Banks eyeing Dublin post Brexit face trader shortage

Anchor copy

 

Bloomberg

When Rob Boardman is scouring Dublin to hire for his firm’s electronic broking and dark-pool business, it can take up to a year to find the right candidate.
“It’s a question of quantity of talent, not quality,” said Boardman, Investment Technology Group Inc.’s European chief executive officer, who has been recruiting in the city since 2010. “It can be hard to hire in financial services for front-office traders.”
Dublin shares similar laws and regulations as its UK neighbour and is the only other English-speaking hub in the European Union, making the city a go-to option for London-based banks seeking uninterrupted EU access post Brexit. One big problem: a talent shortage. More people work in finance in Edinburgh than in the whole of Ireland, posing a concern for the half-dozen global banks who are considering setting up camp there.
While cities across Europe have begun courting banks and their high-paying roles, all the potential locales have their drawbacks. Financial firms have concerns over language issues, labor laws and taxes in Frankfurt and Paris.
What will start as a trickle — banks plan to move only a couple of hundred jobs into their new bases at first — could quickly become a torrent if it looks like the U.K. is heading for a “cliff edge” Brexit, whereby all EU access is cut off by 2019. Firms weighing Dublin for their new base plan to initially relocate Irish employees currently working in London, according to two people with knowledge of their firm’s contingency plans.
Lacking Depth
There are about 35,000 people working in finance in Ireland, compared with more than 60,000 in Frankfurt, 180,000 in Paris and 360,000 in London.

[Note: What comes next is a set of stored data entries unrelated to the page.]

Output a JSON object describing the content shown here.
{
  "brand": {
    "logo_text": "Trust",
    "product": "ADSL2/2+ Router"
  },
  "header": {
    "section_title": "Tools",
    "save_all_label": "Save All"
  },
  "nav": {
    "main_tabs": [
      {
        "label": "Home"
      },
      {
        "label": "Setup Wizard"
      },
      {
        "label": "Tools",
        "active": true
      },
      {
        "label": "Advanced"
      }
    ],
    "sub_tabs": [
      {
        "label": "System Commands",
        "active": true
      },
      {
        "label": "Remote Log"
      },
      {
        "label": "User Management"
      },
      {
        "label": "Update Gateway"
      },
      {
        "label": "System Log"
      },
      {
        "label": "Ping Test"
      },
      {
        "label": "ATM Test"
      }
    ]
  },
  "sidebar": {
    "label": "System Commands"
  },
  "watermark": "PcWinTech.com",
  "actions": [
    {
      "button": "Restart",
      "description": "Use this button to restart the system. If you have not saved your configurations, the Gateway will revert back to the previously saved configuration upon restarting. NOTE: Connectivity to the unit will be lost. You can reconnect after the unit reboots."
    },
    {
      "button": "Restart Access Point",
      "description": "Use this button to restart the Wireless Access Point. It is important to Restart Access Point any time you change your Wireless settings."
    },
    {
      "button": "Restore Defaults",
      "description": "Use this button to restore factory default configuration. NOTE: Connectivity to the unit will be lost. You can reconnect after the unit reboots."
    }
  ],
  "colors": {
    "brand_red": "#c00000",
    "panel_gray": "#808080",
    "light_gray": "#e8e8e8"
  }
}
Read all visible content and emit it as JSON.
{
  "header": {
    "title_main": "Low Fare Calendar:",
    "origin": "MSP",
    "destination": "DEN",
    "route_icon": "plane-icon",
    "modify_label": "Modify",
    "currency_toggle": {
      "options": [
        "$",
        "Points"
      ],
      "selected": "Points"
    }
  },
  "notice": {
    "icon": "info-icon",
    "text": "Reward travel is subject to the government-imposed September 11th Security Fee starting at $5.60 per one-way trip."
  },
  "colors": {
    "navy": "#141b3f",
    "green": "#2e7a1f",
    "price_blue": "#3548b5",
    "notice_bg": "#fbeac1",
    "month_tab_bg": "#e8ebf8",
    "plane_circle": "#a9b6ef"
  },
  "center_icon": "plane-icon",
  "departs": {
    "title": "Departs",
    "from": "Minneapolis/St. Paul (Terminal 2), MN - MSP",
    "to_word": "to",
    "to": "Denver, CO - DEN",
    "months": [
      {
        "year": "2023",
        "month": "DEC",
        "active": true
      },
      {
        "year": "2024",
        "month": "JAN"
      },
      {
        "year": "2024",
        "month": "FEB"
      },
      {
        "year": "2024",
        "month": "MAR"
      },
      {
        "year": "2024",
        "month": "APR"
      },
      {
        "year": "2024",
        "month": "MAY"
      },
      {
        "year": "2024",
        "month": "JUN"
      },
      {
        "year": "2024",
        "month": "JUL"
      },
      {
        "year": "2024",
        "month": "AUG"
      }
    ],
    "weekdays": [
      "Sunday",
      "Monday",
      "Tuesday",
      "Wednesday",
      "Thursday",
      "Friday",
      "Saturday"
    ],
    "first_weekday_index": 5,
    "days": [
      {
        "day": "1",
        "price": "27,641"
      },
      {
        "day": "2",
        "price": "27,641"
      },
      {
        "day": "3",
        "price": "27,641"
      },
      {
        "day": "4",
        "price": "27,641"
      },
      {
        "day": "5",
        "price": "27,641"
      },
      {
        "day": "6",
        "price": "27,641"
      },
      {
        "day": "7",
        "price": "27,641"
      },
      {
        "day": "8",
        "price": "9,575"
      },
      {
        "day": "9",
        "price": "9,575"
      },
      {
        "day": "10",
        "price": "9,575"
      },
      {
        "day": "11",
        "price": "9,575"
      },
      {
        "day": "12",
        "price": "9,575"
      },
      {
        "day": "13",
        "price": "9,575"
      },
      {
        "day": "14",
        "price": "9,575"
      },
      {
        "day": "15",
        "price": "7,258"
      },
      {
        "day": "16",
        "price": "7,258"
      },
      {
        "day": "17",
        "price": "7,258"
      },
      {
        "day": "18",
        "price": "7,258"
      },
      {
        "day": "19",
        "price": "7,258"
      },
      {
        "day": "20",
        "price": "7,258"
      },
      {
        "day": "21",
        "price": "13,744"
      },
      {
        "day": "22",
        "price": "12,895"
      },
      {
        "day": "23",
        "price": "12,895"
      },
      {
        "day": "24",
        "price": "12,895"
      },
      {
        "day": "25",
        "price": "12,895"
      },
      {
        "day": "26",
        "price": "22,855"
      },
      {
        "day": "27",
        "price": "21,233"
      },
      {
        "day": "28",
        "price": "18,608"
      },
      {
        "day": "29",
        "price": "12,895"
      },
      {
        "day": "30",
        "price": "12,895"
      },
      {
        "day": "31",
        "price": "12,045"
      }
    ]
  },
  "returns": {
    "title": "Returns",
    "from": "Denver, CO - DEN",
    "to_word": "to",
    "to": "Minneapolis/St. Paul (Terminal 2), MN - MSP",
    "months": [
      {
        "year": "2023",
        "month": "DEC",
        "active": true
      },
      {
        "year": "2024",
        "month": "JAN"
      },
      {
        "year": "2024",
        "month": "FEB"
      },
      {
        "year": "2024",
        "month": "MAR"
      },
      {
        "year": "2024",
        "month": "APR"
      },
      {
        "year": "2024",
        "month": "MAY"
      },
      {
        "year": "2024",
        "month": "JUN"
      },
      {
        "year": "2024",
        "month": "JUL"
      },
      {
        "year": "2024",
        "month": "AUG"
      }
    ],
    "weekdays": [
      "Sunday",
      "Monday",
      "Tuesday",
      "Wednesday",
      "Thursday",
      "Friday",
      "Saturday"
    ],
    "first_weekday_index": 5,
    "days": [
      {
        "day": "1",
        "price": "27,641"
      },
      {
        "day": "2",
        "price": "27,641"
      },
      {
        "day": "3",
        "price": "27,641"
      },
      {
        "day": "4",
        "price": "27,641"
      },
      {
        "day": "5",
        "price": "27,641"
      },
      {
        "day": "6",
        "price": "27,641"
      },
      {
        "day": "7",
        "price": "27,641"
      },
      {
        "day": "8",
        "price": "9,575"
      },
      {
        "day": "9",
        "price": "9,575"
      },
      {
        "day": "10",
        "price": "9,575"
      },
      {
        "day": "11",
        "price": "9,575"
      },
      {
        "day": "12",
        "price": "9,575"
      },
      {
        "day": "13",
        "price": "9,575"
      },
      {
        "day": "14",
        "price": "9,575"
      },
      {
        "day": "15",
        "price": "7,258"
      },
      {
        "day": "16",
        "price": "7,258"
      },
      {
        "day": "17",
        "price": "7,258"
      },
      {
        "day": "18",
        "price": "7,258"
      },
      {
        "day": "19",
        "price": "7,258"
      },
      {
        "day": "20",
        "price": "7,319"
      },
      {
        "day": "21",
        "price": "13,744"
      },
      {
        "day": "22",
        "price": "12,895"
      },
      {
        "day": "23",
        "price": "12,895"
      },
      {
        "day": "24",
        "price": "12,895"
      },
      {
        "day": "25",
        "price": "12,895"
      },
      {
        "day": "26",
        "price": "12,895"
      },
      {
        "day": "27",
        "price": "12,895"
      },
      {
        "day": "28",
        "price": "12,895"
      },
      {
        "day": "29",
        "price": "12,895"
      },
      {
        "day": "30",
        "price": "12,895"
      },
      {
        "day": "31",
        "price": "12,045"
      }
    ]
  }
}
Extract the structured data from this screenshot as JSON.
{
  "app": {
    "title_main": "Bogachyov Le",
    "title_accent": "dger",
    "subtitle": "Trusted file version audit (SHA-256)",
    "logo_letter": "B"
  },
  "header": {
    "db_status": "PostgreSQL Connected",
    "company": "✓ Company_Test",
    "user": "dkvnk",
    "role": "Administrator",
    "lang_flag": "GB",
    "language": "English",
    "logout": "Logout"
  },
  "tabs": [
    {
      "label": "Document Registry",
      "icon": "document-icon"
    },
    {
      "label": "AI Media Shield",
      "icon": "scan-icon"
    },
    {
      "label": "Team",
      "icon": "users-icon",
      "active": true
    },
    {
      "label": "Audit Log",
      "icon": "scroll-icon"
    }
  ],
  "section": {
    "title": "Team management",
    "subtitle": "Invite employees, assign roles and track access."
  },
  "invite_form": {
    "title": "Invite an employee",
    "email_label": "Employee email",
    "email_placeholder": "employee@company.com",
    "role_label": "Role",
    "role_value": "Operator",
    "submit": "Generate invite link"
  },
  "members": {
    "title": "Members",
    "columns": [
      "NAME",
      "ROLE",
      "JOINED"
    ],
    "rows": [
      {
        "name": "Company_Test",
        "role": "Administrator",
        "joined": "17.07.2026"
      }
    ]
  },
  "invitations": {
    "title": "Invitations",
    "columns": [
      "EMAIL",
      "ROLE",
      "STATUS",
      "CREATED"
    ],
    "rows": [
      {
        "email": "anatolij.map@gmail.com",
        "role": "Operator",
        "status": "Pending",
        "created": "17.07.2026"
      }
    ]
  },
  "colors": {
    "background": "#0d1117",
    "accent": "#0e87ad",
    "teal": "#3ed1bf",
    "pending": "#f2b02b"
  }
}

Goodbody, Ireland’s oldest stockbroking firm, estimates that Dublin could gain as many as 15,000 financial jobs from Brexit.
The talent shortage may not scare off banks that see Brexit as an opportunity to reduce costs. A few large international banks have held discussions about moving a small number of senior managers to their new EU hubs to train cheaper local hires while London jobs are cut, according to two recruiters who said they’ve had talks with the firms.
Irish officials acknowledge that the country lacks the depth of banking talent available in other cities competing for Brexit spoils, but say they are confident they can attract workers from elsewhere in the EU. They point to the 250 financial institutions already in Dublin, including Citigroup Inc., JPMorgan Chase & Co. and Credit Suisse Group AG. Major tech firms, such as Alphabet Inc.’s Google, EBay Inc. and PayPal Holdings Inc., also have European operations there.
“In the context of a U.K. which will potentially be outside the EU where there won’t be such mobility, we are likely to win more of these highly skilled people coming to Ireland, and I think that’s the way our companies and potential investors are reading it,” said Martin Shanahan, the CEO of IDA Ireland, the agency tasked with attracting international investment. “If the skills are going to be available, they are going to be available in Ireland.”
Brexit could help reverse a trend: For decades, the brightest Irish university graduates with ambitions in finance have sought out their fortunes in the narrow lanes of London’s square mile, according to Denis Curran, the IDA’s head of international
financial services.
“If front-office or investment-banking jobs do come to Dublin as expected, then it would act as an incentive for Irish in those roles in London who may want to move back,” said Peter Cosgrove, a director at Dublin recruiting firm CPL. “Up to now, the type of finance jobs available in Ireland have generally not matched London for compensation and other perks. Already, we have seen a spike in inquiries from Irish in London and EU nationals who were considering moving to the U.K. but are looking closer at Dublin as an alternative.”
Where all these people are going to live and work is another matter. Dublin already suffers from an acute shortage of residential housing, particularly at the top end, a legacy of the country’s property crash. And while prices are significantly lower than in London, they’re rising fast.
Vacancy rates for prime office space in the city center are also at record lows. And Dublin is home to only five Michelin-starred restaurants — a must for any well-heeled investment banker — compared with more than 60 in London and 100 in Paris.